その時の僕はまた2つの事に気が付いていなかった。
1つ 腕に10kgの重りを付けているのに全く疲れと重さを感じてないこと
2つ 先に歩いていた男が鏡に映ってなかったこと
を。
そんな些細な点を気づかせない為か男は続ける
「あと、その腕触られても大丈夫だから」
「え?流石に金属の感触がするんでは?」
「だ~か~ら~それも含めた便利アイテムなんだよ、そ・れ」
あんまり質問ばかりすることにこの男はうんざりしてきたらしい。
口調が乱暴になってきているのが証拠だ。
僕は質問をするのを控え目的地である所の銀行へ入った。
「いらっしゃいませー」
と受付の美人女性スタッフが声をかけてくれた。
まぁ仕事だから誰にでも言うのだろうけど・・・。
僕はポケットに入れてきた1万円札を出しATMに向かう。
銀行のカードは僕が所有しているので、入金や金を下ろすことは僕でもできる。
暗証番号を入れカードを差し、1万円をATMに入金した。
1万円も入金できたし家に帰りますか。
「あ、桐原くんだ!おーい」
いつもの聞きなれた声がした。
真白さんだった。
「偶然だね。

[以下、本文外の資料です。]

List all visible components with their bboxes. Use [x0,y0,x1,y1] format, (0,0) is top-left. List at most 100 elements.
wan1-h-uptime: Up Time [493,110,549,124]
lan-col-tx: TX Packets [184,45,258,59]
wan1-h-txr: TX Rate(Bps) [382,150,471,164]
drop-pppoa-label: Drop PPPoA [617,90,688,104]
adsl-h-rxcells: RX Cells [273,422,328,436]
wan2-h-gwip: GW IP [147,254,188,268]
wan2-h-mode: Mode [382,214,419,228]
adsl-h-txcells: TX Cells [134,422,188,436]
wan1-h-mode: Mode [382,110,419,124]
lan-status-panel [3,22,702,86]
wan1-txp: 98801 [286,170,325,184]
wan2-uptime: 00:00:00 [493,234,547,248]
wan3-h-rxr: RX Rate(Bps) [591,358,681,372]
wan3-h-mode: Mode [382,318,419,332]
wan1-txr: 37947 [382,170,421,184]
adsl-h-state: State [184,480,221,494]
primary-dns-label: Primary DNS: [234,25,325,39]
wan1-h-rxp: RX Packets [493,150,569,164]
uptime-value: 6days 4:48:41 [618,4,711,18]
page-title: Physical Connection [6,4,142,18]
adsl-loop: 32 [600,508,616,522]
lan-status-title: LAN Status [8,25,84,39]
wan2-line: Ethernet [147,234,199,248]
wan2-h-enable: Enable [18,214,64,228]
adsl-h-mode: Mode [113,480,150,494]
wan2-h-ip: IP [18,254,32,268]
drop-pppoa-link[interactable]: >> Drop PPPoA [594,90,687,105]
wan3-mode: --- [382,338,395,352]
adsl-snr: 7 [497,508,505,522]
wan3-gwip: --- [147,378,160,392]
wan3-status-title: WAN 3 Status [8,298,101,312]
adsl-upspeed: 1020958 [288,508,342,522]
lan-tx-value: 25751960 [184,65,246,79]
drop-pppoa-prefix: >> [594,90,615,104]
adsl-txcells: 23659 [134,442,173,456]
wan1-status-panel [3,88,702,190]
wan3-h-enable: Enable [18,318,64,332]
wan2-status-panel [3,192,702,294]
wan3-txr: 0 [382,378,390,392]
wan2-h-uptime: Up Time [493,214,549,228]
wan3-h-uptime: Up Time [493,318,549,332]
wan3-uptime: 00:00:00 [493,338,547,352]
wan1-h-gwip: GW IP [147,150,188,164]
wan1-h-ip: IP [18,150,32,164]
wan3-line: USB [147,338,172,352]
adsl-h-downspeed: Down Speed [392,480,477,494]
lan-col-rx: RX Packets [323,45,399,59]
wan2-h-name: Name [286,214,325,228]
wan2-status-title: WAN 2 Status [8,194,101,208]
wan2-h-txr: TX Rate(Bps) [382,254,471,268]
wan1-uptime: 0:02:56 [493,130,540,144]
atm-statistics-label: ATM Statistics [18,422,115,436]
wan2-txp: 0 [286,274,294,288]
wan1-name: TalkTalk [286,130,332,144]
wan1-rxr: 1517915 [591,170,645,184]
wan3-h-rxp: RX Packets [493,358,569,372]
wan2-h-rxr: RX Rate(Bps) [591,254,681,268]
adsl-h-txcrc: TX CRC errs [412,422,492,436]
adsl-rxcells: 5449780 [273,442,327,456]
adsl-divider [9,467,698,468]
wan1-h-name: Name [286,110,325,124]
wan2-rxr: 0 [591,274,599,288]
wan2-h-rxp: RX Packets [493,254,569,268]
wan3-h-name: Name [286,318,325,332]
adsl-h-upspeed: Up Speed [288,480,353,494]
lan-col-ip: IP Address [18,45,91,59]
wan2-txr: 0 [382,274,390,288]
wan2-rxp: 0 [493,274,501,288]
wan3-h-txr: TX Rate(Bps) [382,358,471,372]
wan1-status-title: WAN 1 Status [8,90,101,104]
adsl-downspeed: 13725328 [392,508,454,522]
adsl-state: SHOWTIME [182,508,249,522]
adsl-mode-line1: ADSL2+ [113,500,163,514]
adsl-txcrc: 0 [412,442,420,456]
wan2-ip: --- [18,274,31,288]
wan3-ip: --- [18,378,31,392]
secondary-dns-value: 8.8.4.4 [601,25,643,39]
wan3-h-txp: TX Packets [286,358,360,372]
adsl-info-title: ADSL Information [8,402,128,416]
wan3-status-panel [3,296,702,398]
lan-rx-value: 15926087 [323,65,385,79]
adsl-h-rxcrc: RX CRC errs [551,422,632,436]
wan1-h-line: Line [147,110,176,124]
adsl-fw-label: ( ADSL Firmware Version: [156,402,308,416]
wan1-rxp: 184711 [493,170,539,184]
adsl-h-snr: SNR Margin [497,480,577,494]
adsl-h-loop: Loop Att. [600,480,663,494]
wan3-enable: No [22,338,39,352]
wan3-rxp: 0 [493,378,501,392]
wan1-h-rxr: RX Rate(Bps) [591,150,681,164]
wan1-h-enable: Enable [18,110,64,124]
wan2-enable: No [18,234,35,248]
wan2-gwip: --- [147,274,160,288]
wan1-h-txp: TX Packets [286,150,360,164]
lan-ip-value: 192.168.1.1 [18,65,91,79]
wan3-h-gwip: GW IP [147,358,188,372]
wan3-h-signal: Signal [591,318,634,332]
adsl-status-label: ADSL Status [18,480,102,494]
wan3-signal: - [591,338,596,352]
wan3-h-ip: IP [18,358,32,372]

桐原くん。私もバイト代をおろしに来たところなんだ」
「そ、そうだね偶然だね僕もそんなところかな」
クラスのマドンナ、真白さん。本日会うのは2回目だけど、
本当に可愛いな~。
誰にでも優しい完璧な女の子、偶然でも会えて嬉しいものです。
学校の制服姿で私服じゃないのがちょっと残念だけど・・・
「もうそろそろなんだけどね。入金されるの。待っているんだ」
「そうなんだ」
話が続かない。
僕は女の子としゃべるのが極端に苦手な人間だ。
男とは普通に話せる、げんにこの男ともコミニュケーションは取れてるでしょ?
でも真白さんはこの男のことは無視しているのかな?
やっぱマフィアとかに見えるからなのかな?強面だもんね。
その男は僕のすぐ横で携帯を操作していた。
「・・・そろそろだね」
と男がポツリと呟いた。
パン!!!!
と銀行の中で聞いたことのない破裂音が炸裂した。